开发者 https://www.devze.com 2023-03-11 07:41 出处:网络
I have a procedure (procedureA) that loops through a table and calls another procedure (procedureB) with variables derived from that table.

I have a procedure (procedureA) that loops through a table and calls another procedure (procedureB) with variables derived from that table.

Each call to procedureB is independent of the last call.

When I run procedureA my system resources show a maximum CPU use of 50% (I assume that is 1 out of my 2 CPU cores).

However, if I open two instances of the mysql terminal and execute a query in both terminals, both CPU cores are used (CPU usage can reach close to 100%).

How can I achieve the same effect inside a stored procedure?

I want to d开发者_如何学编程o something like this:

BEGIN
    CALL procedureB(var1); -> CPU CORE #1
    SET var1 = var1+1;
    CALL procedureB(var1); -> CPU CORE #2
END

I know its not going to be that easy... Any tips?


Within MySQL, to get something done asynchronously you'd have to use an CREATE EVENT, but I'm not sure whether creating one is allowed within a stored procedure. (On a side note: async. inserts can of course be done with INSERT DELAYED, but that's 1 thread, period).

Normally, you are much better of having a couple of processes/workers/deamons which can be accessed asynchronously by you program and have their own database connection, but that of course won't be in the same procedure.


You can write your own daemon as a stored procedure, and schedule multiple copies of it to run at regular intervals, say every 5 minutes, 1 minute, 1 second, etc.

use get_lock() with N well defined lock names to abort the event execution if another copy of the event is still running, if you only want up to N parallel copies running at a time.

Use a "job table" to list the jobs to execute, with an ID column to identify the execution order.

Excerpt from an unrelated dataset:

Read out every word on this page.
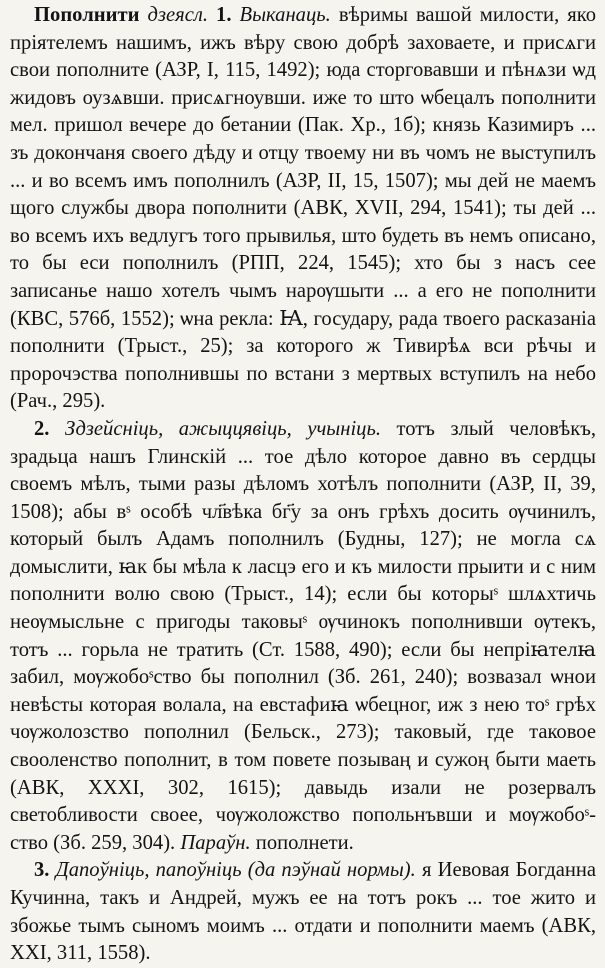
Пополнити дзеясл. 1. Выканаць. вѣримы вашой милости, яко пріятелемъ нашимъ, ижъ вѣру свою добрѣ заховаете, и присѧги свои пополните (АЗР, I, 115, 1492); юда сторговавши и пѣнѧзи ѡд жидовъ оузѧвши. присѧгноувши. иже то што ѡбецалъ пополнити мел. пришол вечере до бетании (Пак. Хр., 1б); князь Казимиръ ... зъ докончаня своего дѣду и отцу твоему ни въ чомъ не выступилъ ... и во всемъ имъ пополнилъ (АЗР, II, 15, 1507); мы дей не маемъ щого службы двора пополнити (АВК, XVII, 294, 1541); ты дей ... во всемъ ихъ ведлугъ того прывилья, што будеть въ немъ описано, то бы еси пополнилъ (РПП, 224, 1545); хто бы з насъ сее записанье нашо хотелъ чымъ нарѹшыти ... а его не пополнити (КВС, 576б, 1552); ѡна рекла: Ꙗ, государу, рада твоего расказаніа пополнити (Трыст., 25); за которого ж Тивирѣѧ вси рѣчы и пророчэства пополнившы по встани з мертвых вступилъ на небо (Рач., 295).

2. Здзейсніць, ажыццявіць, учыніць. тотъ злый человѣкъ, зрадьца нашъ Глинскій ... тое дѣло которое давно въ сердцы своемъ мѣлъ, тыми разы дѣломъ хотѣлъ пополнити (АЗР, II, 39, 1508); абы вˢ особѣ чл҃вѣка бг҃у за онъ грѣхъ досить ѹчинилъ, который былъ Адамъ пополнилъ (Будны, 127); не могла сѧ домыслити, ꙗк бы мѣла к ласцэ его и къ милости прыити и с ним пополнити волю свою (Трыст., 14); если бы которыˢ шлѧхтичь неѹмысльне с пригоды таковыˢ ѹчинокъ пополнивши ѹтекъ, тотъ ... горьла не тратить (Ст. 1588, 490); если бы непріꙗтелꙗ забил, мѹжобоˢство бы пополнил (Зб. 261, 240); возвазал ѡнои невѣсты которая волала, на евстафиꙗ ѡбецног, иж з нею тоˢ грѣх чѹжолозство пополнил (Бельск., 273); таковый, где таковое свооленство пополнит, в том повете позываң и сужоң быти маеть (АВК, XXXI, 302, 1615); давыдь изали не розервалъ светобливости своее, чѹжоложство попольнъвши и мѹжобоˢ-ство (Зб. 259, 304). Параўн. пополнети.

3. Дапоўніць, папоўніць (да пэўнай нормы). я Иевовая Богданна Кучинна, такъ и Андрей, мужъ ее на тотъ рокъ ... тое жито и збожье тымъ сыномъ моимъ ... отдати и пополнити маемъ (АВК, XXI, 311, 1558).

Be sure to use good transaction and lock practices of course - this is re-entrant programming, after all.

Each row can define a stored procedure to execute and possibly the parameters. You can even have multiple types of jobs, job tables, and worker events for different tasks.

Use PREPARE and EXECUTE with the CALL statement to dynamically call stored procedures whose names are stored in strings.

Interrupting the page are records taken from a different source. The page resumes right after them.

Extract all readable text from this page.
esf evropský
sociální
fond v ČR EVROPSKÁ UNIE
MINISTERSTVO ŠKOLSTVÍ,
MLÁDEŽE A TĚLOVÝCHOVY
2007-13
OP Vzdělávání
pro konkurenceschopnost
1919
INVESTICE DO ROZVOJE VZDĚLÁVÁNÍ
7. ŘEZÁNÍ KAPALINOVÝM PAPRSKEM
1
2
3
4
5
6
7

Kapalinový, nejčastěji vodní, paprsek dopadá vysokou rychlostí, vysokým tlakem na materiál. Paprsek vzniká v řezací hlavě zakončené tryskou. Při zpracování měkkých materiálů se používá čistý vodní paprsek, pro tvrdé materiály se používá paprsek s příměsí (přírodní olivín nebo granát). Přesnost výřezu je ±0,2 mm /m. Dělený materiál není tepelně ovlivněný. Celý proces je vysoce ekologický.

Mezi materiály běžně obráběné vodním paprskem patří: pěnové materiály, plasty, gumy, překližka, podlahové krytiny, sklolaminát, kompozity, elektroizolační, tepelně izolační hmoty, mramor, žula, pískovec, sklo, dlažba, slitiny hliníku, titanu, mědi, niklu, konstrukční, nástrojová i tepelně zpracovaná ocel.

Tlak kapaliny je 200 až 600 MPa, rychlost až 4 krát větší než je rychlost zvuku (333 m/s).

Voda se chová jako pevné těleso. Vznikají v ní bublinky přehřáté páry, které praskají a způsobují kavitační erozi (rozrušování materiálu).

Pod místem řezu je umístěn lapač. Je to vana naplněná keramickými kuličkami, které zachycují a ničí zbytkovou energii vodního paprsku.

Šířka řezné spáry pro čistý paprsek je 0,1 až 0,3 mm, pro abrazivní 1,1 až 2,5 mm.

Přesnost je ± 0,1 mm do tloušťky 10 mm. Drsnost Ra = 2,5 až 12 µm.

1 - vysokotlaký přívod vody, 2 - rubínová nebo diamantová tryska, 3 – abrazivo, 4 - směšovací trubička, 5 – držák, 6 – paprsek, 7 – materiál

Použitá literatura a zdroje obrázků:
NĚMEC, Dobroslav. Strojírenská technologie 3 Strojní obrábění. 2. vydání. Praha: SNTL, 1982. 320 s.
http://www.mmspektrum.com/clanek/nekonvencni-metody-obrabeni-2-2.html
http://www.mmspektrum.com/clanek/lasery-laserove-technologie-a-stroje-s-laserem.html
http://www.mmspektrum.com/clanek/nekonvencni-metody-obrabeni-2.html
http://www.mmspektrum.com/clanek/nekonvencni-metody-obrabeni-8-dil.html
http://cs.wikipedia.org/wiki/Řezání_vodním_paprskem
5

Then just add rows as needed to the job table, even inserting in big batches, and let your worker events process them as fast as they can.

I've done this before, in both Oracle and MySQL, and it works well. Be sure to handle errors and log them somewhere, as well as success, for that matter, for debugging and auditing, as well as performance tuning. N=#CPUs may not be the best fit, depending on your data and the types of jobs. I've seen N=2xCPUs work best for data-intensive tasks, where lots of parallel disk I/O is more important than computational power.